Mxolisi Mgojo

Mxolisi Mgojo

Exxaro Resources

The main difference so far between Mgojo and predecessor Sipho Nkosi in running Exxaro appears to be that Mgojo wants to broaden Exxaro’s business fields, but it’s not clear that viewpoint is going down too well with investors. The share price has effectively gone nowhere over the past year despite booming conditions for Exxaro’s main product in coal. In fact, the outlook for Exxaro to clean up in coal over the next few years looks excellent as export prices rise and major South African domestic consumer, Eskom, is in the process of changing its disastrous empowerment procurement policies which penalised its former major suppliers. At the same time, there are some juicy assets coming up for sale as South32 disposes of its South African coal operations. Exxaro is, apparently, in there bidding for some of them in competition with, amongst others, Mike Teke of Seriti Resources.

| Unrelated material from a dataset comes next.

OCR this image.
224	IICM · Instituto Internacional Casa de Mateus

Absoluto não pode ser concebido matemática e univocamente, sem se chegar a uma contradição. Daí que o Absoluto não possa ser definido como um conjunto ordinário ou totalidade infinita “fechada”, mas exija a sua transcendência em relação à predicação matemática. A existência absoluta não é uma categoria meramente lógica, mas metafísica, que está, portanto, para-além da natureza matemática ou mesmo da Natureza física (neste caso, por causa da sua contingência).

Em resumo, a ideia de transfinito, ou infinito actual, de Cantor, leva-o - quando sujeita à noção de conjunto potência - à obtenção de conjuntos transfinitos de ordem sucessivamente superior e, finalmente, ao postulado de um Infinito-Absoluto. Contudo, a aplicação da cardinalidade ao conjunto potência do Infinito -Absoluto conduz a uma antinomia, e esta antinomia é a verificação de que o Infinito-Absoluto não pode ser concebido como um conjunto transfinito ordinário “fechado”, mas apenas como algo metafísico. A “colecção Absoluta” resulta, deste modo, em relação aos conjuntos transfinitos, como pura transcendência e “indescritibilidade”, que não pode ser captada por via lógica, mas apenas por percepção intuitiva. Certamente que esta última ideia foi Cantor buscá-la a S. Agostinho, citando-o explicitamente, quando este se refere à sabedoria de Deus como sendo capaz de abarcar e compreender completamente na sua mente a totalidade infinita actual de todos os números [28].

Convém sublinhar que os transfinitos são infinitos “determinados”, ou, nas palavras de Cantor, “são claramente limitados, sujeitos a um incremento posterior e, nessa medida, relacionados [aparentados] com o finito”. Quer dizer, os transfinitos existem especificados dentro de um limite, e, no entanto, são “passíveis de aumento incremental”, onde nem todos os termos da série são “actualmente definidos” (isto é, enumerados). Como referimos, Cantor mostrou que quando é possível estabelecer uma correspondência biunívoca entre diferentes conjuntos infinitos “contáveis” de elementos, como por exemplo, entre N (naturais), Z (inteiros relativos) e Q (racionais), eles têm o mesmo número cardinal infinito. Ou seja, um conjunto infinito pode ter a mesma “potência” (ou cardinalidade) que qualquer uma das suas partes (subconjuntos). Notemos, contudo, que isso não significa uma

Teke, arguably, has a strategic advantage over Mgojo in that he is no longer president of the Chamber of Mines – now the Minerals Council South Africa – a job that must take up incredible amounts of executive time for the benefit of the industry at the expense of the incumbent’s commitment to his own organisation. The current president of the Minerals Council is Mgojo.

“We have to start thinking beyond coal and beyond mining.”


He holds a string of qualifications starting with a BSc in computer science from Northeastern University in the United States, and diplomas in management and finance from the likes of Rand Afrikaans University, Wharton and Henley Management College. His roots with Exxaro extend back to being a founder member – with former CEO Sipho Nkosi – of Eyesizwe Coal which effectively took over Exxaro after it was spun out of the former Kumba Resources.